Dato’ Dr David Chew emphasized that heart failure is a chronic disease. Various treatment options can be combined according to the different conditions of the patient to improve the symptoms of heart failure and heart function to help patients improve their quality of life: “Drugs are usually the main treatment for heart failure. Clinically applicable drugs include angiotensin-converting enzyme inhibitors or angiotensin II receptor antagonists (ACEI/ARB), β-receptor blockers and aldosterone receptor antagonists (MRA), according to different patient conditions Combination treatments prescribe drugs to help improve patients’ symptoms and maintain heart function.”

Follow the Doctor’s Advice to Control Heart Failure.

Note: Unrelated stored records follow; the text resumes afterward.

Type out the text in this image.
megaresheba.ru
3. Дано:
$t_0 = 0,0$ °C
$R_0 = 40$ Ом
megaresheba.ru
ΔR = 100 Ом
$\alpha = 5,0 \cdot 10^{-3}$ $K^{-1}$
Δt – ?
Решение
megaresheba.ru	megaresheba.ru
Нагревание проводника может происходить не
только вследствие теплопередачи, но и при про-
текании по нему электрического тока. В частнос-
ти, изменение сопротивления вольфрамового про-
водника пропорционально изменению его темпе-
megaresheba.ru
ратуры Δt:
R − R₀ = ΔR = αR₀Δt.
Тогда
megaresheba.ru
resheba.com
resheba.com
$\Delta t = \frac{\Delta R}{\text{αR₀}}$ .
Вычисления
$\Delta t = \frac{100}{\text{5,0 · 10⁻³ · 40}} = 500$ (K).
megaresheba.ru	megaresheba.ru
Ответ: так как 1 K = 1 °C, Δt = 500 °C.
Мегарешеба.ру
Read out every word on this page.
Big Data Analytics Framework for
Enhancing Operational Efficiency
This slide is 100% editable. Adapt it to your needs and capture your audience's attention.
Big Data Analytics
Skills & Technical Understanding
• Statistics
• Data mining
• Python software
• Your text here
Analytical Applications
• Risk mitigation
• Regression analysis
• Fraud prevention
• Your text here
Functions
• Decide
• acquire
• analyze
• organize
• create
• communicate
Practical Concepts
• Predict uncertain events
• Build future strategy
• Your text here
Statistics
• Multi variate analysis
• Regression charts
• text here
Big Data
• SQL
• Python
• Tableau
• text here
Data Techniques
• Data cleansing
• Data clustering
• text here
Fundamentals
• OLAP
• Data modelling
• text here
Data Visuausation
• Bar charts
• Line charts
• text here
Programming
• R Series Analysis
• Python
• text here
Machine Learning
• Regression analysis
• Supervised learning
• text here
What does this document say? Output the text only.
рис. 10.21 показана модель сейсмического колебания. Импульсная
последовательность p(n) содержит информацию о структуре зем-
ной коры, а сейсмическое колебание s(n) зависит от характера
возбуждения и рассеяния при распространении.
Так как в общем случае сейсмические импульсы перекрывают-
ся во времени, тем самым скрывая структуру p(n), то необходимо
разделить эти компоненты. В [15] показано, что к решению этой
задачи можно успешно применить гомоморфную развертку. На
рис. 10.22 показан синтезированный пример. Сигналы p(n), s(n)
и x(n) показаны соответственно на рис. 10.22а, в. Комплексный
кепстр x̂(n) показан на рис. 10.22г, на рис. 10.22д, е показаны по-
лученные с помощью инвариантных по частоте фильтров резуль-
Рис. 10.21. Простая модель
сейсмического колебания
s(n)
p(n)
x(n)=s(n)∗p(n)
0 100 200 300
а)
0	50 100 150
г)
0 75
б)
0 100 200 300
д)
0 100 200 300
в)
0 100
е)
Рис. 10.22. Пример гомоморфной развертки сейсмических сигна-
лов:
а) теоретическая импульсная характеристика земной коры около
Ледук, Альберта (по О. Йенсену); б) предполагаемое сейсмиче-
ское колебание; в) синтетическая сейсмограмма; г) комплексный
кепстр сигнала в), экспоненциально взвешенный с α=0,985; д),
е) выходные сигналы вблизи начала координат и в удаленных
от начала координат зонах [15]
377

The main goal of drug treatment is to relieve symptoms, delay the deterioration of the disease and reduce the risk of death. To achieve the above-mentioned treatment goals, a variety of heart failure-related drugs are generally required. In some cases, as many as 5 drugs may be required. In the past, patients with heart failure often need to take multiple drugs at the same time. In recent years, more and more combination drugs with multiple effects have been developed to help improve patients’ compliance with medication.

In any case, heart failure requires long-term medication to control the disease. Therefore, it is extremely important to follow the instructions to take the medication as prescribed. Dr. Lawrence said that patients must not reduce or stop medication by themselves, nor can they change the dosage or frequency of medication without prior consultation. Adhering to medical advice and treatment can prolong and maintain their quality of life. Additionally, patients with heart failure must also change their bad habits and adjust their diet to avoid aggravating the heart load and worsening the problem.

It Is Treatable, Don’t Give Up

“Prevention is always better than cure! If you are a healthy person, please maintain good habits and exercise regularly, and don’t let heart disease creep up on you. If you are already a patient with chronic diseases such as diabetes, hypertension, etc., be sure to follow your doctor’s advice to treat and control your condition, reduce the risk of heart failure. If you suspect that you have been diagnosed with heart disease, don’t delay treatment!”

Dato’ Dr David Chew emphasized that heart failure is a treatable disease. Even if the disease progresses to a severe stage and the drugs cannot work effectively, it is possible to consider whether to implant a ventricular assist device (such as a pacemaker) or surgical treatment according to the patient’s condition (Such as heart transplantation) to extend the life of the patient.

Medical Dictionary

Echocardiograms Examination and Cardiac Ejection Fraction

The percentage of stroke volume to ventricular diastolic volume is called ejection fraction. 50% or more is the normal range, which is also one of the important indicators for judging the type of heart failure.

Cardiac ejection fraction can be determined by echocardiograms. This test can assess the structure and function of the heart, understand the size and contraction of the heart, determine the activity of the heart valves, and allow the doctor to measure the thickness and stiffness of the ventricular wall The degree and ejection fraction are used to determine whether there is heart failure.

The ejection fraction is related to the contractility of the heart muscle. The stronger the heart muscle contractility, the greater the output of the heart per stroke, and the greater the ejection fraction. Once heart failure occurs, the myocardial contractility is weakened, and the ejection fraction will decrease. The more severe the heart failure, the lower the ejection fraction.